Do You Have Binge Eating Disorder?


With the 2013 release of the Diagnostic and Statistical Manual, 5th edition, Binge Eating Disorder (BED) was recognized as a distinct eating disorder apart from the category of Eating Disorders Not Otherwise Specified (EDNOS) with which it had been previously grouped. For those who struggle with Binge Eating Disorder, this felt like a triumph—finally this malady was receiving recognition not simply as a physical issue, a lack of willpower or something easily fixed by dieting and a treadmill.

While this clarification is surely an advance, it doesn’t automatically make diagnosis any easier. The identification of Binge Eating Disorder is illusive given the hard-to-nail-down criteria. What constitutes binge eating for one sufferer may not qualify in the case of another. It is, then, a highly individualized disorder and one that is hard to pinpoint.

The difficulty also lies in that fact that there is not one established, textbook profile of the binge eater. Those who compulsively overeat do so in very different manners and for different reasons and with different results. What constitutes a binge for one may not be so for another person. Is eating two or three sandwiches in succession a marker of Binge Eating Disorder? For a middle-aged woman, it may very well be. For a high school male on the football team, this is a pre-practice snack. While quantity of food eaten does factor into the diagnosis of binge eating disorder, it is not a hard and fast indicator; the age, gender and activity level of the eater must also be taken into account.

And in a culture in which overindulgence is the norm, it is hard to differentiate between a sweet tooth, a fondness for food and an actual mental disorder. Is that extra helping to accommodate a gracious hostess or is it a binge? How many pieces of pie does one have to eat? So many people eat compulsively that it is hard to often find the clear line that distinguishes frequent poor choices and bad habits from a disorder having its basis in mental illness.

According to the Binge Eating Disorder Association, “Binge eating disorder (BED) is the most common eating disorder in the United States. An estimated 3.5 percent of women, 2 percent of men, and 30 to 40 percent of those seeking weight loss treatments can be clinically diagnosed with binge eating disorder.”

When it comes to binge eating, individuals tend to know it when they see it.

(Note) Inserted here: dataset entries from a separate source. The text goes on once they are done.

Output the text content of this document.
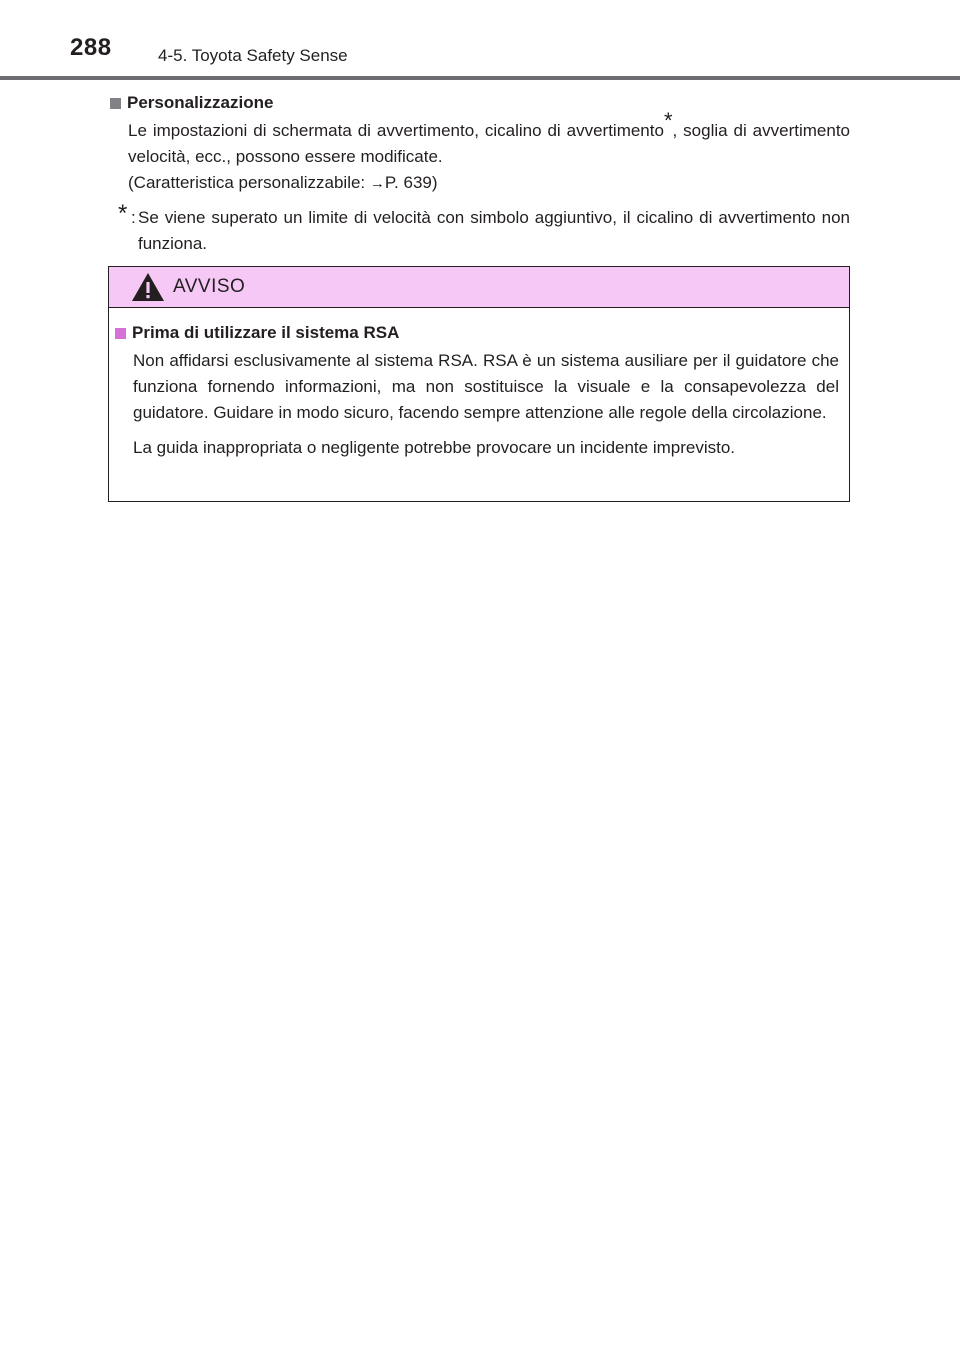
288	4-5. Toyota Safety Sense
Personalizzazione

Le impostazioni di schermata di avvertimento, cicalino di avvertimento*, soglia di avvertimento velocità, ecc., possono essere modificate.
(Caratteristica personalizzabile: →P. 639)

* : Se viene superato un limite di velocità con simbolo aggiuntivo, il cicalino di avvertimento non funziona.
AVVISO
Prima di utilizzare il sistema RSA

Non affidarsi esclusivamente al sistema RSA. RSA è un sistema ausiliare per il guidatore che funziona fornendo informazioni, ma non sostituisce la visuale e la consapevolezza del guidatore. Guidare in modo sicuro, facendo sempre attenzione alle regole della circolazione.

La guida inappropriata o negligente potrebbe provocare un incidente imprevisto.
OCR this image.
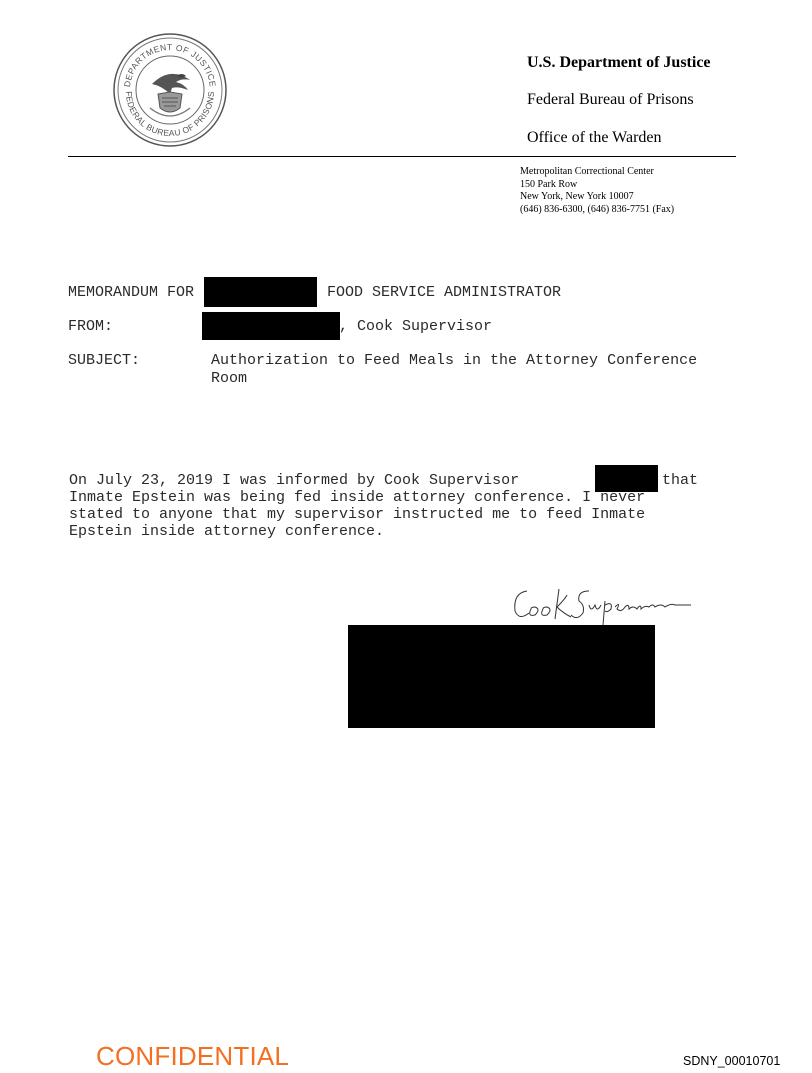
DEPARTMENT OF JUSTICE
FEDERAL BUREAU OF PRISONS
U.S. Department of Justice
Federal Bureau of Prisons
Office of the Warden
Metropolitan Correctional Center
150 Park Row
New York, New York 10007
(646) 836-6300, (646) 836-7751 (Fax)
MEMORANDUM FOR	FOOD SERVICE ADMINISTRATOR
FROM:	, Cook Supervisor
SUBJECT:	Authorization to Feed Meals in the Attorney Conference
Room
On July 23, 2019 I was informed by Cook Supervisor	that
Inmate Epstein was being fed inside attorney conference. I never
stated to anyone that my supervisor instructed me to feed Inmate
Epstein inside attorney conference.
Cook Supervisor
CONFIDENTIAL	SDNY_00010701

They experience a sense of being out of control and an inability to stop eating — they eat great quantities not out of hunger but out of emotional need and craving. Food calls to them and they turn to it for validation, excitement, an escape, companionship, in fear, in distress, in a general sense of needing something and not knowing what. When there is this relation of emotional need that is seeking its satisfaction in food, the individual is moving into eating disorder territory. The situation is more than a stream of unhealthy choices or a proclivity for sweets, it is a mental/emotional disorder.

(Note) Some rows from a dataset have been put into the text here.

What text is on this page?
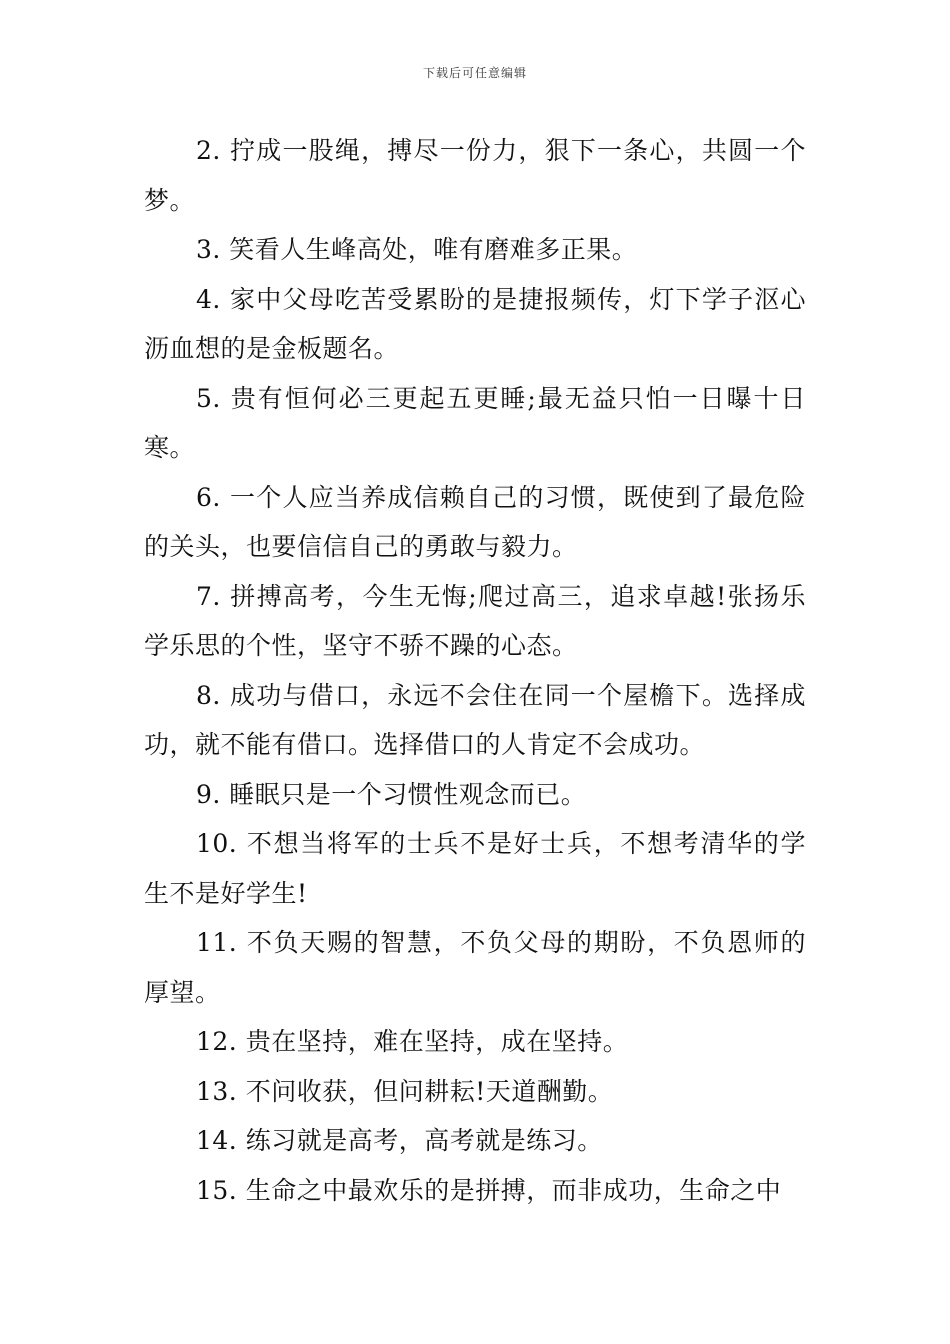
下载后可任意编辑

2. 拧成一股绳，搏尽一份力，狠下一条心，共圆一个梦。

3. 笑看人生峰高处，唯有磨难多正果。

4. 家中父母吃苦受累盼的是捷报频传，灯下学子沤心沥血想的是金板题名。

5. 贵有恒何必三更起五更睡;最无益只怕一日曝十日寒。

6. 一个人应当养成信赖自己的习惯，既使到了最危险的关头，也要信信自己的勇敢与毅力。

7. 拼搏高考，今生无悔;爬过高三，追求卓越!张扬乐学乐思的个性，坚守不骄不躁的心态。

8. 成功与借口，永远不会住在同一个屋檐下。选择成功，就不能有借口。选择借口的人肯定不会成功。

9. 睡眠只是一个习惯性观念而已。

10. 不想当将军的士兵不是好士兵，不想考清华的学生不是好学生!

11. 不负天赐的智慧，不负父母的期盼，不负恩师的厚望。

12. 贵在坚持，难在坚持，成在坚持。

13. 不问收获，但问耕耘!天道酬勤。

14. 练习就是高考，高考就是练习。

15. 生命之中最欢乐的是拼搏，而非成功，生命之中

While many who suffer from binge eating disorder are overweight or obese, many are not. Due to high metabolism or a combination of compulsive eating and compulsive exercise, the individual may not show the physical signs of disordered eating, but the mental anguish is no less intense. Eating disorders are more than distress over what the eating or not eating does to the physical self. They are mental illnesses that are often wrapped up in anxiety, depression and past trauma. The real disease is a mental one, the eating patterns and the physical appearance of the illness are merely symptoms.

Treatment generally has, as its aim and focus, the reestablishment of a peaceful and healthy relationship between the individual, his or her body and food. Long-term recovery will always involve the kind of therapy that helps the Binge Eating Disorder sufferer dig deeper into his or her past, seeking out instances of trauma, abuse, bullying and dysfunctional family patterns and relationships. In order to recover and learn new patterns, the old patterns must be examined and healing must be sought. Though the disease is crafty and difficult to understand, recovery and hope of a healthy relationship with food is possible.

The DSM describes Binge Eating Disorder as such:

Binge eating disorder is defined as recurring episodes of eating significantly more food in a short period of time than most people would eat under similar circumstances, with episodes marked by feelings of lack of control. Someone with binge eating disorder may eat too quickly, even when he or she is not hungry. The person may have feelings of guilt, embarrassment, or disgust and may binge eat alone to hide the behavior. This disorder is associated with marked distress and occurs, on average, at least once a week over three months.